Dressed Up is a conceptual fashion project – an investigation into the barriers between clothing, objects, and bodies. Created by fashion designer Marie Sloth Rousing, Dressed Up proposes a new kind of wearable that combines the properties of a chair cover and a shirt, and which can be worn by objects and people alike.

Just as Transformable Wardrobe probed at society’s expectations of clothing through the inclusion of everyday objects such as umbrellas and roller blinds, so too is Dressed Up a provocation. It is testing the boundaries between the human body and objects, a reflection on our approach towards understanding and designing for these fields.

Sloth Rousing’s design uses Apparel and Drop Kvadrat Febrik textiles, which blur together to envelop both body and chair. As a result of the design, the garment’s pattern is one-and-a-half times bigger than those used for a traditional chair cover or shirt, meaning that Sloth Rousing selected fabrics with enough character and rigidity to support themselves and hold their form. Dressed Up employs textiles that are strongly associated with those typically used within furniture upholstery – an additional means of emphasising the design’s critique of common assumptions around objects and the body.

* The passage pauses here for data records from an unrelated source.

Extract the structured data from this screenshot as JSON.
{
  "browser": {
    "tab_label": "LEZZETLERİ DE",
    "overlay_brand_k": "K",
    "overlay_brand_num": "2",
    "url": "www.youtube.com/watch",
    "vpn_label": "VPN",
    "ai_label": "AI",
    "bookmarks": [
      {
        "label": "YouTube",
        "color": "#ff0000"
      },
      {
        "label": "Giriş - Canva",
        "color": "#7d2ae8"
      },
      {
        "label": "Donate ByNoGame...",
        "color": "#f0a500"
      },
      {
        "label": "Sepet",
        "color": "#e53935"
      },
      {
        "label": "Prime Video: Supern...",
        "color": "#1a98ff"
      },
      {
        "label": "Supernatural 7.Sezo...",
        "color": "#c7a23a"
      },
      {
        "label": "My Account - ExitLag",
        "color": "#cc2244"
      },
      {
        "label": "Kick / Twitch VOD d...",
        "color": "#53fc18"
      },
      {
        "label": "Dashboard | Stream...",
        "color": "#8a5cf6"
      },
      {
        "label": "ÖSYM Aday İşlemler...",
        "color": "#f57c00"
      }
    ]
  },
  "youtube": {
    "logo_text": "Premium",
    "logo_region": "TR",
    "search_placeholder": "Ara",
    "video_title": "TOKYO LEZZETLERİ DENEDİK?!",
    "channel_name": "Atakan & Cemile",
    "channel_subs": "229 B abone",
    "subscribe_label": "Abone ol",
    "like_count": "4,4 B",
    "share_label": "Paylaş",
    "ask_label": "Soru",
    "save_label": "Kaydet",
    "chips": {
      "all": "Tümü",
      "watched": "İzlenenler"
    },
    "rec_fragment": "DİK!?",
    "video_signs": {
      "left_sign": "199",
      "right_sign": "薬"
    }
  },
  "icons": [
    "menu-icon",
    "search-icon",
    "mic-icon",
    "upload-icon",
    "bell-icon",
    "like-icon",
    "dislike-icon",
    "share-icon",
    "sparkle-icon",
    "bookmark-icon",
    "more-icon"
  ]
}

Is this actually a garment or what is it?

- Marie Sloth Rousing

Marie Sloth Rousing

Marie Sloth Rousing is a fashion designer who works conceptually to explore questions about garments and their limits. A graduate of the Royal Danish Academy of Fine Arts, Design School Kolding, and Design Academy Eindhoven, she has interned with Danish fashion brand Henrik Vibskov and Dutch artist Bart Hess. Her MA collection Transformable Wardrobe (Copenhagen, 2018) won Copenhagen Fashion Week’s Designers’ Nest Award.